Posted on 10 Oct 12 by Annie George

Global insurance prices continued to rise in the third quarter of 2012, continuing the slow but steady trend that began in the second half of 2011. According to the Marsh Risk Management Global Insurance Index, a composite of changes in insurance costs over a rolling 12-month period, prices across major lines of insurance increased by 0.9% in the third quarter.

By contrast, rates at renewal on average increased by 1.4% in the third quarter, the same level of increase at renewal seen in the second quarter. The figures, published in Marsh’s Global Insurance Market Quarterly Briefing, suggest that renewal rate changes, although varying across lines of business, may be stabilizing.

Andrew Chester, CEO of Bowring Marsh, commented: “While the global insurance market continues to be in a state of clear transition, the results for individual insureds vary significantly.
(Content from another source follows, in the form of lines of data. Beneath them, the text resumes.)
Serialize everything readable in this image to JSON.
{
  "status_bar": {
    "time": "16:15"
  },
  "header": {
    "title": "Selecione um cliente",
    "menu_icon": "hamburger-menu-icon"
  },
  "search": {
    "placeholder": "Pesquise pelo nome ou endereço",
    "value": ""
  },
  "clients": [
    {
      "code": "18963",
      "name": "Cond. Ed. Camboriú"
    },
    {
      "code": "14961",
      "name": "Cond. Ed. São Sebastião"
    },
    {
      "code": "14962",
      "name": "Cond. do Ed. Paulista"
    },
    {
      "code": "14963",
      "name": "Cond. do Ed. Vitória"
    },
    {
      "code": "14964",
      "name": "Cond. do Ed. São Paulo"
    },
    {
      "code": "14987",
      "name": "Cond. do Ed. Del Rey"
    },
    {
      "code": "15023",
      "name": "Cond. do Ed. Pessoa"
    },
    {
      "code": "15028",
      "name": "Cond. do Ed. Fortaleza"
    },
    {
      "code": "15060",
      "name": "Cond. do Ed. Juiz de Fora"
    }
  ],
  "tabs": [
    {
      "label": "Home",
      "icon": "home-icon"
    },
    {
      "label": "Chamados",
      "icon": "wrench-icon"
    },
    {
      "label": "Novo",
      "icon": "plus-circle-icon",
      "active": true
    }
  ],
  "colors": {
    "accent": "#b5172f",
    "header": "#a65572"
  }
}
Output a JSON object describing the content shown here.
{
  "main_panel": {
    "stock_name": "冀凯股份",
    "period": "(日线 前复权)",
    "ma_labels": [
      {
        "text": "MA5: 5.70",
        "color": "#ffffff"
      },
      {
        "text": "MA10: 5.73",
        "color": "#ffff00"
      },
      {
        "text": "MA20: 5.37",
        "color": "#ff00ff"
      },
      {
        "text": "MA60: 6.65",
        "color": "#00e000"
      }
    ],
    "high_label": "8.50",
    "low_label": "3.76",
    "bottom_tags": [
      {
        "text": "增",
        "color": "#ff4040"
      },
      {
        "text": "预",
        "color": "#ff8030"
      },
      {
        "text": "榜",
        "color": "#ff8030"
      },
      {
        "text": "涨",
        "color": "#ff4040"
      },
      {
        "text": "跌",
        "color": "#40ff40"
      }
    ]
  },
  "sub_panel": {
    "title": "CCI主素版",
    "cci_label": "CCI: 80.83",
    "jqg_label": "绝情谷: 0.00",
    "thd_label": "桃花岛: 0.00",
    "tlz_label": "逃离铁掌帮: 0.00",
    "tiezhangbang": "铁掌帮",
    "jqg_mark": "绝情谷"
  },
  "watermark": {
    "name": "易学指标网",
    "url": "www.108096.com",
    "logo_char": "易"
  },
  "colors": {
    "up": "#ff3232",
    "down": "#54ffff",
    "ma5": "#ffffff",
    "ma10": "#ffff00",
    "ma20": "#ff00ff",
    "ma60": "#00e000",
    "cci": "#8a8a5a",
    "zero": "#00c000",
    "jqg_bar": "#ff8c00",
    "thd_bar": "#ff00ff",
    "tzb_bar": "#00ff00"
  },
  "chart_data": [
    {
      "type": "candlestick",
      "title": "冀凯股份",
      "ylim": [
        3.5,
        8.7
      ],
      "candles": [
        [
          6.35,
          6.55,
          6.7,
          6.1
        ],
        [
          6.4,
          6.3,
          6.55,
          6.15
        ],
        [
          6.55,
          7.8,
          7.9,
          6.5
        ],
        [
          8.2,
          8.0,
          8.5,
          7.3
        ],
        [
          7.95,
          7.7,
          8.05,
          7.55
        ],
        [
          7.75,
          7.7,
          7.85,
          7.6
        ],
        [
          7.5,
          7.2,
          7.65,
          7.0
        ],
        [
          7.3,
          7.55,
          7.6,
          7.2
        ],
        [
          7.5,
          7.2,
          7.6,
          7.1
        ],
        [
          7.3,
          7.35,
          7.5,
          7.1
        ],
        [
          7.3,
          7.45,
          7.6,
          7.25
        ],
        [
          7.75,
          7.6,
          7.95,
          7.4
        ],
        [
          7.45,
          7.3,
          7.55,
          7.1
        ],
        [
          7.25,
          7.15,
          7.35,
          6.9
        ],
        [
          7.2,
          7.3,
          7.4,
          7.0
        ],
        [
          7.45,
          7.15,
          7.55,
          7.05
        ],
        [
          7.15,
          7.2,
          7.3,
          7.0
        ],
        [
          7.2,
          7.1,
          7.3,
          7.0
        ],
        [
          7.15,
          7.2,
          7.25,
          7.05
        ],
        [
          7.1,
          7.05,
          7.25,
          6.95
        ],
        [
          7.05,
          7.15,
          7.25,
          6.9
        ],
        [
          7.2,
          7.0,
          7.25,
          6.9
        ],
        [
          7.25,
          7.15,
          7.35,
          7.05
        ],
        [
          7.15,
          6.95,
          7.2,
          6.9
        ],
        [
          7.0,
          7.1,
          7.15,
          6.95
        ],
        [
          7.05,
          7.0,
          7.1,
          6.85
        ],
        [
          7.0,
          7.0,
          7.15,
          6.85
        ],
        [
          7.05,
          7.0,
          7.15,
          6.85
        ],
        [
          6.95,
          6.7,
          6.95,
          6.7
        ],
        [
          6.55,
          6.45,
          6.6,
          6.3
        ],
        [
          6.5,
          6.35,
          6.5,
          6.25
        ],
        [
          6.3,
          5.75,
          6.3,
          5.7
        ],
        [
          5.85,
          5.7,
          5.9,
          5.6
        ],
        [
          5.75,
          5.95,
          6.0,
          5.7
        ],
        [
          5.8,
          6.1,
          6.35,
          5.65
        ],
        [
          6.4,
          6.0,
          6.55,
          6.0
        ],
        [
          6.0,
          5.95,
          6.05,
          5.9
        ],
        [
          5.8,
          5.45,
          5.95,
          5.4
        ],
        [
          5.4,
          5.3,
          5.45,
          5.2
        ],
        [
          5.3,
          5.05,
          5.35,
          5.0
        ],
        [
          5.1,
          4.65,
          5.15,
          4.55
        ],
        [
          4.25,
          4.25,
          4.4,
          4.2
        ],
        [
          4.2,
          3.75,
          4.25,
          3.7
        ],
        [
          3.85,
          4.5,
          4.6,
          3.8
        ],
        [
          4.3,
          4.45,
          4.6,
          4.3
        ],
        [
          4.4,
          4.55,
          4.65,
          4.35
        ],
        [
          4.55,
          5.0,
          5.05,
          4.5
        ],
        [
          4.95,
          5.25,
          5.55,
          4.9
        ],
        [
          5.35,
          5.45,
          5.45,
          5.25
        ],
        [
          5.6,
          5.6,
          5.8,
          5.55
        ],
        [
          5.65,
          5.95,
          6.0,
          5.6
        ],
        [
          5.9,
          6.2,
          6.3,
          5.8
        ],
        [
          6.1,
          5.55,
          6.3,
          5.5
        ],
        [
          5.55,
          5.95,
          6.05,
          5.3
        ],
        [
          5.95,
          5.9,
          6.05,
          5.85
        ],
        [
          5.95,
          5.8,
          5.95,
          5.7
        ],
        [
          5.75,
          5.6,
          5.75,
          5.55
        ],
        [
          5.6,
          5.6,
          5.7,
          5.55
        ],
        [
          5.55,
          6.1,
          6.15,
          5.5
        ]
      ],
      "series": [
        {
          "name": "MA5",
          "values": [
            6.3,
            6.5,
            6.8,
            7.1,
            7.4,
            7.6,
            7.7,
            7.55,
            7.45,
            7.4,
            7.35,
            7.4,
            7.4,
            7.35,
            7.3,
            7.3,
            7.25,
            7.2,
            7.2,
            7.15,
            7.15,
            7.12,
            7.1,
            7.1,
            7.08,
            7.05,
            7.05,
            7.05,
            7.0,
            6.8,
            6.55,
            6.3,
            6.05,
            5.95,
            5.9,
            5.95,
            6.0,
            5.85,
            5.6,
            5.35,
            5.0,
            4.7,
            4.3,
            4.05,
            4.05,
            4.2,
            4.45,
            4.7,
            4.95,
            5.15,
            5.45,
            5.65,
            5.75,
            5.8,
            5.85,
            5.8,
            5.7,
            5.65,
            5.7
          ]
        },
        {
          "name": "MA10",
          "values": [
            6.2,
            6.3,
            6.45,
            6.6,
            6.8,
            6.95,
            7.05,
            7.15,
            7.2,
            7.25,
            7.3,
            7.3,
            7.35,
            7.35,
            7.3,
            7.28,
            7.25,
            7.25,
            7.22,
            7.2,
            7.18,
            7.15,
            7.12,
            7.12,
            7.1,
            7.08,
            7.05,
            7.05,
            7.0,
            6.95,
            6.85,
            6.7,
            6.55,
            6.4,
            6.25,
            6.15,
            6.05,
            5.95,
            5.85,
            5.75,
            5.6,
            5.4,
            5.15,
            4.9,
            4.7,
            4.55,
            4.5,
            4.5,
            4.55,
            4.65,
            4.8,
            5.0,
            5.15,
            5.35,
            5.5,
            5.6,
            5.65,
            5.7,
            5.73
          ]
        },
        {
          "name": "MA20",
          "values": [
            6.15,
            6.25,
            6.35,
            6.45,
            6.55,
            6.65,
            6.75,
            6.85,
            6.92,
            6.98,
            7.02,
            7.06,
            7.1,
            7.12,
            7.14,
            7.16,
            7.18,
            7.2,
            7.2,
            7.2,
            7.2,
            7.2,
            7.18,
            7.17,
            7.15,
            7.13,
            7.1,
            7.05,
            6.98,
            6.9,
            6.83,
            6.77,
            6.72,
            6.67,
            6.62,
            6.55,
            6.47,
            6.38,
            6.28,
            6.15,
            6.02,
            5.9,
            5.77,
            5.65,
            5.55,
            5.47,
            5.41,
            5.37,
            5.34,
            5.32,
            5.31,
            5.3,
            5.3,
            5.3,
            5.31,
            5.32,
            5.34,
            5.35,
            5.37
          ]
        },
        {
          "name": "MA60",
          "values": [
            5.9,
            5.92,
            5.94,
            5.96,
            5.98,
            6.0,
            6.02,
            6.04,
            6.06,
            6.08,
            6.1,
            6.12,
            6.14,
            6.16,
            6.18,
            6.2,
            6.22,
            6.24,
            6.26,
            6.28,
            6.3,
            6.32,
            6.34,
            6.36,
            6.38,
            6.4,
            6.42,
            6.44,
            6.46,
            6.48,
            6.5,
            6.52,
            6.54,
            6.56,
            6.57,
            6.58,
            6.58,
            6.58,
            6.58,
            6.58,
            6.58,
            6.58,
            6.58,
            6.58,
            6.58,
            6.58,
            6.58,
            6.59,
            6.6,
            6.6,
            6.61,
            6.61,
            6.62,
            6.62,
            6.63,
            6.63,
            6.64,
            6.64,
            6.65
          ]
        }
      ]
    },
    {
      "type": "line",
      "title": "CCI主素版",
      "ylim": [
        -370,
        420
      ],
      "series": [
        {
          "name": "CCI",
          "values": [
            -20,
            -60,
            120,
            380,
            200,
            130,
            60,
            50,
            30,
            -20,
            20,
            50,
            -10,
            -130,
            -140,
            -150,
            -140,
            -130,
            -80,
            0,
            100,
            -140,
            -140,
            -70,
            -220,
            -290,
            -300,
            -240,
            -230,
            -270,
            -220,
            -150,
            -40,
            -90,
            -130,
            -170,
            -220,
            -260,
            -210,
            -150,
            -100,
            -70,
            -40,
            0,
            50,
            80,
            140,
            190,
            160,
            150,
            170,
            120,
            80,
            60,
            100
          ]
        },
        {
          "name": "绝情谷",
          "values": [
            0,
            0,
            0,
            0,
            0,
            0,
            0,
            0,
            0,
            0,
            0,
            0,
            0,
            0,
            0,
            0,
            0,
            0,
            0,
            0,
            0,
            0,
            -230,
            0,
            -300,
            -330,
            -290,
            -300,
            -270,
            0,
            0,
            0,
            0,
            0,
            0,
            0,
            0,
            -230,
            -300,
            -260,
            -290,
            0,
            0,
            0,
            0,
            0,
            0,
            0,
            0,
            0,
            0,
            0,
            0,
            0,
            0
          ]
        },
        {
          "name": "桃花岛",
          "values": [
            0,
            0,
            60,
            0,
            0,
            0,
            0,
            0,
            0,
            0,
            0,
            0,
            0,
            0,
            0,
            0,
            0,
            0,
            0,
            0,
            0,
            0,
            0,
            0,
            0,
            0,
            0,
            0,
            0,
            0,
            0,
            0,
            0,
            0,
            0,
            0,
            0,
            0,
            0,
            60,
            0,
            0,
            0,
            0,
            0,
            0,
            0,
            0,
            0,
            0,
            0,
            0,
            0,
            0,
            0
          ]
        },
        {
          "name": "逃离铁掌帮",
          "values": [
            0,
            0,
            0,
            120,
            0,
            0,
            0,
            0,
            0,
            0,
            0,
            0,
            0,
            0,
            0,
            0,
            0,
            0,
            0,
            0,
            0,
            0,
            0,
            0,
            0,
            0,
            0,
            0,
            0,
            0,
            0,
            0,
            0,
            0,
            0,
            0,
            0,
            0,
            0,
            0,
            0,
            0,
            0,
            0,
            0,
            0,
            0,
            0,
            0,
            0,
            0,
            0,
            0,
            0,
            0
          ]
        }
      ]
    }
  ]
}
With capacity and appetite for well-managed risk still strong, insureds are still able to achieve favorable results on renewal in many lines of business.”
Certain major lines of business saw hardening with financial and professional insurance rates rising by an average of 1.9% on renewal as the firming trend begun last year continued. Financial institutions in every major Eurozone country typically experienced increases in liability insurance rates as insurers tightened conditions.

Property insurance rates stabilized as a lack of major losses from natural catastrophes so far this year kept increases to an average of 1.2% on renewal. Insureds with clean loss histories were more likely to experience flat renewals. Barring a significant natural catastrophe event, this trend is expected to continue, with flat renewals becoming more common by the end of the year. Casualty insurance rates globally rose on average by 1.2% on renewal in the quarter, higher than the 0.8% increase seen last quarter.

Data on the US market showed that for the second quarter in a row, US companies were more likely to experience rate increases than decreases in major lines of insurance.